Nesta quarta-feira (18), a prefeita de Campo Grande, Adriane Lopes (PP), vetou a proposta aprovada pela Câmara da Capital no mês de fevereiro. O Projeto de Lei, do vereador Leinha, modifica a Lei do Silêncio e tem o objetivo de criar uma zona de silêncio em um raio de 200 metros dos templos religiosos, assim como já é feito em hospitais, bibliotecas e escolas.
Nesta semana, o autor da proposta conversou com o Jornal Midiamax. Ele explica que o projeto foi aprovado com 20 votos e comentou que não seria difícil derrubar um possível veto do Executivo.
“Acredito que não vai ter dificuldade, porque, como a maioria foi favorável ao projeto, a gente deve manter.
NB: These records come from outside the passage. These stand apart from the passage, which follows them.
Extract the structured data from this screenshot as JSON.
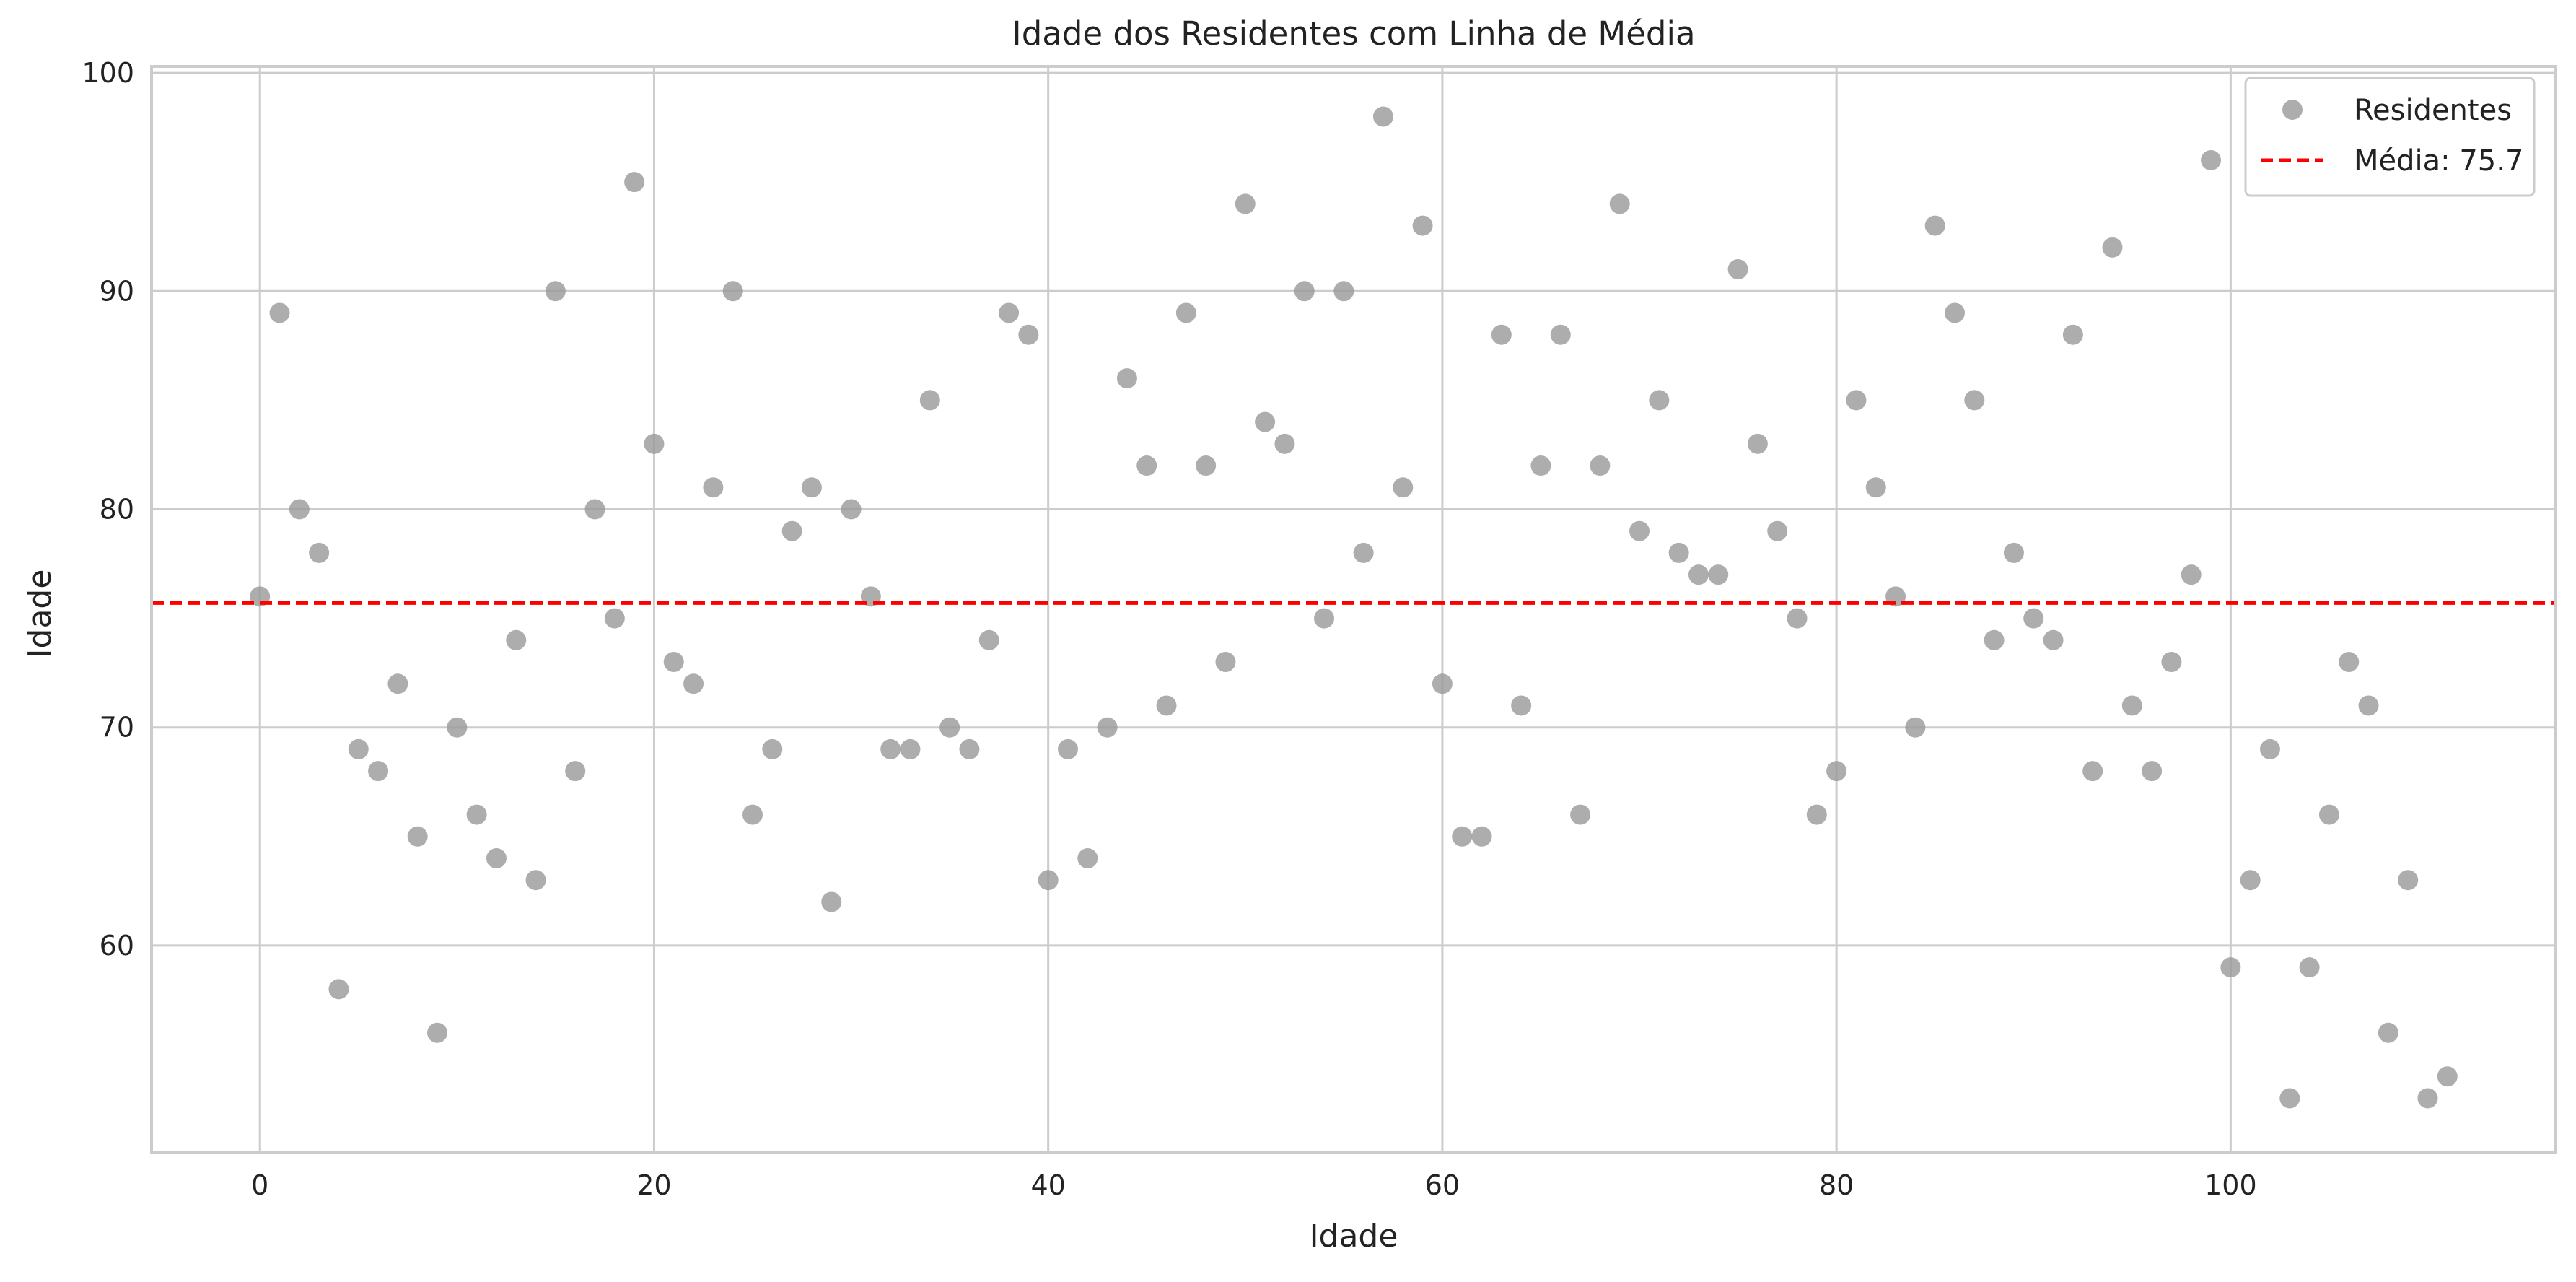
{
  "chart_data": {
    "type": "scatter",
    "title": "Idade dos Residentes com Linha de Média",
    "xlabel": "Idade",
    "ylabel": "Idade",
    "xlim": [
      -5.5,
      116.5
    ],
    "ylim": [
      50.5,
      100.3
    ],
    "xticks": [
      0,
      20,
      40,
      60,
      80,
      100
    ],
    "yticks": [
      60,
      70,
      80,
      90,
      100
    ],
    "grid": true,
    "legend_position": "top-right",
    "colors": {
      "points": "#999999",
      "mean_line": "#ff0000",
      "grid": "#cccccc",
      "frame": "#cccccc",
      "background": "#ffffff"
    },
    "series": [
      {
        "name": "Residentes",
        "x": [
          0,
          1,
          2,
          3,
          4,
          5,
          6,
          7,
          8,
          9,
          10,
          11,
          12,
          13,
          14,
          15,
          16,
          17,
          18,
          19,
          20,
          21,
          22,
          23,
          24,
          25,
          26,
          27,
          28,
          29,
          30,
          31,
          32,
          33,
          34,
          35,
          36,
          37,
          38,
          39,
          40,
          41,
          42,
          43,
          44,
          45,
          46,
          47,
          48,
          49,
          50,
          51,
          52,
          53,
          54,
          55,
          56,
          57,
          58,
          59,
          60,
          61,
          62,
          63,
          64,
          65,
          66,
          67,
          68,
          69,
          70,
          71,
          72,
          73,
          74,
          75,
          76,
          77,
          78,
          79,
          80,
          81,
          82,
          83,
          84,
          85,
          86,
          87,
          88,
          89,
          90,
          91,
          92,
          93,
          94,
          95,
          96,
          97,
          98,
          99,
          100,
          101,
          102,
          103,
          104,
          105,
          106,
          107,
          108,
          109,
          110,
          111
        ],
        "y": [
          76,
          89,
          80,
          78,
          58,
          69,
          68,
          72,
          65,
          56,
          70,
          66,
          64,
          74,
          63,
          90,
          68,
          80,
          75,
          95,
          83,
          73,
          72,
          81,
          90,
          66,
          69,
          79,
          81,
          62,
          80,
          76,
          69,
          69,
          85,
          70,
          69,
          74,
          89,
          88,
          63,
          69,
          64,
          70,
          86,
          82,
          71,
          89,
          82,
          73,
          94,
          84,
          83,
          90,
          75,
          90,
          78,
          98,
          81,
          93,
          72,
          65,
          65,
          88,
          71,
          82,
          88,
          66,
          82,
          94,
          79,
          85,
          78,
          77,
          77,
          91,
          83,
          79,
          75,
          66,
          68,
          85,
          81,
          76,
          70,
          93,
          89,
          85,
          74,
          78,
          75,
          74,
          88,
          68,
          92,
          71,
          68,
          73,
          77,
          96,
          59,
          63,
          69,
          53,
          59,
          66,
          73,
          71,
          56,
          63,
          53,
          54
        ]
      }
    ],
    "mean_line": {
      "label": "Média: 75.7",
      "value": 75.7
    }
  }
}
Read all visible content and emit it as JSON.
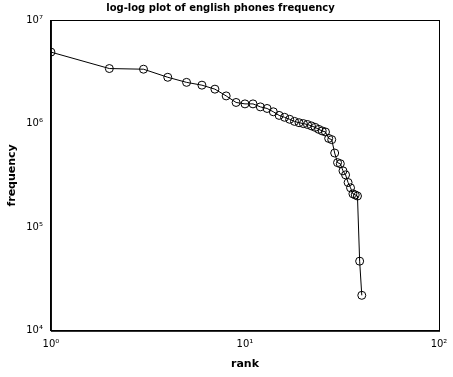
{
  "chart_data": {
    "type": "line",
    "title": "log-log plot of english phones frequency",
    "x_label": "rank",
    "y_label": "frequency",
    "x": [
      1,
      2,
      3,
      4,
      5,
      6,
      7,
      8,
      9,
      10,
      11,
      12,
      13,
      14,
      15,
      16,
      17,
      18,
      19,
      20,
      21,
      22,
      23,
      24,
      25,
      26,
      27,
      28,
      29,
      30,
      31,
      32,
      33,
      34,
      35,
      36,
      37,
      38,
      39,
      40
    ],
    "values": [
      4900000,
      3400000,
      3350000,
      2800000,
      2500000,
      2350000,
      2150000,
      1850000,
      1600000,
      1550000,
      1550000,
      1450000,
      1400000,
      1300000,
      1200000,
      1150000,
      1100000,
      1050000,
      1020000,
      1000000,
      980000,
      950000,
      920000,
      880000,
      850000,
      830000,
      720000,
      700000,
      520000,
      420000,
      410000,
      350000,
      320000,
      270000,
      240000,
      210000,
      205000,
      200000,
      47000,
      22000
    ],
    "color": "#000000",
    "marker": "circle",
    "line_style": "solid",
    "log": true,
    "grid": false,
    "xlim": [
      1,
      100
    ],
    "xticks": [
      {
        "value": 1,
        "label": "10⁰"
      },
      {
        "value": 10,
        "label": "10¹"
      },
      {
        "value": 100,
        "label": "10²"
      }
    ],
    "ylim": [
      10000,
      10000000
    ],
    "yticks": [
      {
        "value": 10000,
        "label": "10⁴"
      },
      {
        "value": 100000,
        "label": "10⁵"
      },
      {
        "value": 1000000,
        "label": "10⁶"
      },
      {
        "value": 10000000,
        "label": "10⁷"
      }
    ]
  }
}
Hoje, dentro dos 29 vereadores, 5 são pastores”, disse.
Conforme o Diogrande, os locais abrangidos pela Lei recebem a proteção especial porque o texto parte de parâmetros objetivos ligados à saúde, ao ensino, à recuperação, ao recolhimento institucional e às necessidades funcionais permanentes do serviço ou da atividade desempenhada.
Ainda segundo a justificativa da Prefeitura, os templos são incluídos não por uma vulnerabilidade urbana equivalente, mas porque seriam locais de reflexão e exercício de fé. Essa fundamentação é insuficiente para justificar, em um Estado laico, a criação de zona especial de silêncio ao redor de organizações religiosas.
“Nós temos muitas igrejas em Campo Grande. As pessoas querem buscar a Deus ou alguma ajuda espiritual. A gente sabe a influência e o auxílio que as igrejas têm dado para a sociedade. A gente sabe de todos os trabalhos sociais e evangelísticos. O projeto atende a todos os templos e não apenas às [igrejas] evangélicas”, defendeu o vereador.